Statistical significance (p < 0.05) can appear in large samples even with no real pattern.
**Effect size + consistency** is what separates real signals from statistical noise.

| Dataset | p-value | Effect | Consistency | Association strength | Signal |
|---|---|---|---|---|---|
| Real pattern | < 0.001 | 0.289 | 0.86 | 0.64 | strong |
| Flat metrics | 0.09* | -0.005 | ~0.4 | ~0.2 | none |
| Shuffled | 0.55 | 0.000 | ~0.5 | 0.25 | none |

\* p < 0.05 in some metrics due to large sample size — effect size and consistency correctly identify these as noise.

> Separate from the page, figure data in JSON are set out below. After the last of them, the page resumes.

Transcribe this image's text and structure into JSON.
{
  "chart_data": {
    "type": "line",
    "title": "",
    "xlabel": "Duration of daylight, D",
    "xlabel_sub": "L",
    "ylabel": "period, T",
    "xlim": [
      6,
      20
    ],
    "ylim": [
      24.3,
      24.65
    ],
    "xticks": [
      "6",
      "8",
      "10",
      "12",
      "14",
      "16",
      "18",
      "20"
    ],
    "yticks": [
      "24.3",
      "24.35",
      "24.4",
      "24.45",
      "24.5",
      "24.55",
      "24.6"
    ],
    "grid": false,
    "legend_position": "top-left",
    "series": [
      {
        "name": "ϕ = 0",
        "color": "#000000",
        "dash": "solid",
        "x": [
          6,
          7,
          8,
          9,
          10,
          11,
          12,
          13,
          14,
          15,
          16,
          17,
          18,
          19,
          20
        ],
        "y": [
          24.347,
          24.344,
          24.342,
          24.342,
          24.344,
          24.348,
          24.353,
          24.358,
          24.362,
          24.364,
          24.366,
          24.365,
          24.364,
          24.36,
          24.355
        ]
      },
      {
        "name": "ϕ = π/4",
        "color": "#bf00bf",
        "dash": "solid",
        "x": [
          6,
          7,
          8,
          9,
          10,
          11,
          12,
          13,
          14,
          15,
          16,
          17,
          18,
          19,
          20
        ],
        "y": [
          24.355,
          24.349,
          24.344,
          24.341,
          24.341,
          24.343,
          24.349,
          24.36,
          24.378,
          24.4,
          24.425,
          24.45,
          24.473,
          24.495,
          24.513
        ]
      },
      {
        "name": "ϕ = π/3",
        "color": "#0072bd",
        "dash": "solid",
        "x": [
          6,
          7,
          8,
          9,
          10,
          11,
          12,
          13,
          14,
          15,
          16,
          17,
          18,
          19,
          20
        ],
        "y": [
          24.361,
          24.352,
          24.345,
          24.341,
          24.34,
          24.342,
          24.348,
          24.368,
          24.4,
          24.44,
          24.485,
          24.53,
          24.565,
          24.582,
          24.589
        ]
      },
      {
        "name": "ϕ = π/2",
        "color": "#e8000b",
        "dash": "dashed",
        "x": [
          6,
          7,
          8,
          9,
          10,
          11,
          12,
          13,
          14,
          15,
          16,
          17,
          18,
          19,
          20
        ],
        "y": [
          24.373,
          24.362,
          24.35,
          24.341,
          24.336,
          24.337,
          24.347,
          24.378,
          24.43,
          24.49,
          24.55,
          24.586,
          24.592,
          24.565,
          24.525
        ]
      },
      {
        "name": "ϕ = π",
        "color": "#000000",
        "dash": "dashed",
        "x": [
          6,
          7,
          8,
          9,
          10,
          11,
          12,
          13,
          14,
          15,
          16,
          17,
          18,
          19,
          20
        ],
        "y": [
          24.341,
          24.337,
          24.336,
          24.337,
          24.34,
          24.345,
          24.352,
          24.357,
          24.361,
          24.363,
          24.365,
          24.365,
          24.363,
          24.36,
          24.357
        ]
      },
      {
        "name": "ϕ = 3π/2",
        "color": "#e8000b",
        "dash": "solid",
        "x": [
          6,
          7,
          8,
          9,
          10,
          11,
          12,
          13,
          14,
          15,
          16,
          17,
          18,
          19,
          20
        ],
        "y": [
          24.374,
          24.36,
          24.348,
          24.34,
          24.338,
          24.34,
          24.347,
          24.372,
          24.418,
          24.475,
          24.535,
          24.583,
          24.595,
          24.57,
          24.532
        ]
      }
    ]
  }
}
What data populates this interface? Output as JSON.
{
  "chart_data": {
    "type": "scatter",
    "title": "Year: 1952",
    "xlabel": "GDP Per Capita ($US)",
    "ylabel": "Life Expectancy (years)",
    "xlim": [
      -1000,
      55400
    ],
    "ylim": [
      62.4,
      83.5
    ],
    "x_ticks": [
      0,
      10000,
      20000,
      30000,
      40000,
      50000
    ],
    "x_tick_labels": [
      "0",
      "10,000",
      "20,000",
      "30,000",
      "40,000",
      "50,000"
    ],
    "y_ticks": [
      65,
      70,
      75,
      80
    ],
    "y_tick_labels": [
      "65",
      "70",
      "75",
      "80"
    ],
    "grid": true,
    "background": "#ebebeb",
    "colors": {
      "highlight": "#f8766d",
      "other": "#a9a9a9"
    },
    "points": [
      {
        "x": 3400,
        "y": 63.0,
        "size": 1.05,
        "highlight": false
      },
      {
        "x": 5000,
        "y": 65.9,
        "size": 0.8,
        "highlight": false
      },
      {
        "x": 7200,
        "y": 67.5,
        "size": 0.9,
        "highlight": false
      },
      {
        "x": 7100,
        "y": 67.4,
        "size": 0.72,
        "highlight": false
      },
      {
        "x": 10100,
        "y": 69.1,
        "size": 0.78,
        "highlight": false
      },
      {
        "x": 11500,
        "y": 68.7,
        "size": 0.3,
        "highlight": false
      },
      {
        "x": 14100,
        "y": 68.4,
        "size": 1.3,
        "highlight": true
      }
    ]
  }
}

`CorrelationResult` includes:
- `consistency` — fraction of events individually showing the pattern (0–1)
- `signal_strength` — `"strong"` / `"moderate"` / `"weak"` / `"none"`
- `association_strength` — composite score: `0.5 × |effect| + 0.5 × consistency` (0–1)
- `effect_ci` — 95% bootstrap confidence interval `(low, high)` when `bootstrap_ci=True`

`significant = True` only when `p < alpha AND signal_strength in ("strong", "moderate")`.

## How it works

- **Statistical core:** For each metric, values in the pre-event window (default: 48 h before, configurable lag) are compared against a 28-day baseline using Mann-Whitney U. Effect size is computed as rank-biserial correlation.
- **Multiple comparison correction:** When analysing several metrics simultaneously, FDR (Benjamini-Hochberg) correction is applied by default to control false positives. Bonferroni is also available.
- **Alert level:** Corrected active signals are counted. 1–2 → green, 3–4 → yellow, 5–7 → red.
- **LLM narration:** Only triggered on yellow or red. The model receives pre-calculated statistics and is constrained to one factual sentence per signal — no diagnosis, no causal inference.

## Use cases

- **Health monitoring** — correlate HRV, deep sleep, or skin temperature drops with migraine or crisis events.
- **Infrastructure** — detect latency or error-rate anomalies preceding service outages.
- **IPTV / streaming** — link buffering load spikes to subscriber disconnection events.
- **Energy consumption** — associate power demand patterns with grid stress or equipment failures.
- **Finance** — find pre-event signals in volume, volatility, or spread data before earnings or market events.

## License

Apache 2.0 — © 2026 Raúl Gallardo (g3v3r)

Free to use in personal and commercial projects.
Attribution required: keep the copyright notice.
See [LICENSE](LICENSE) for full terms.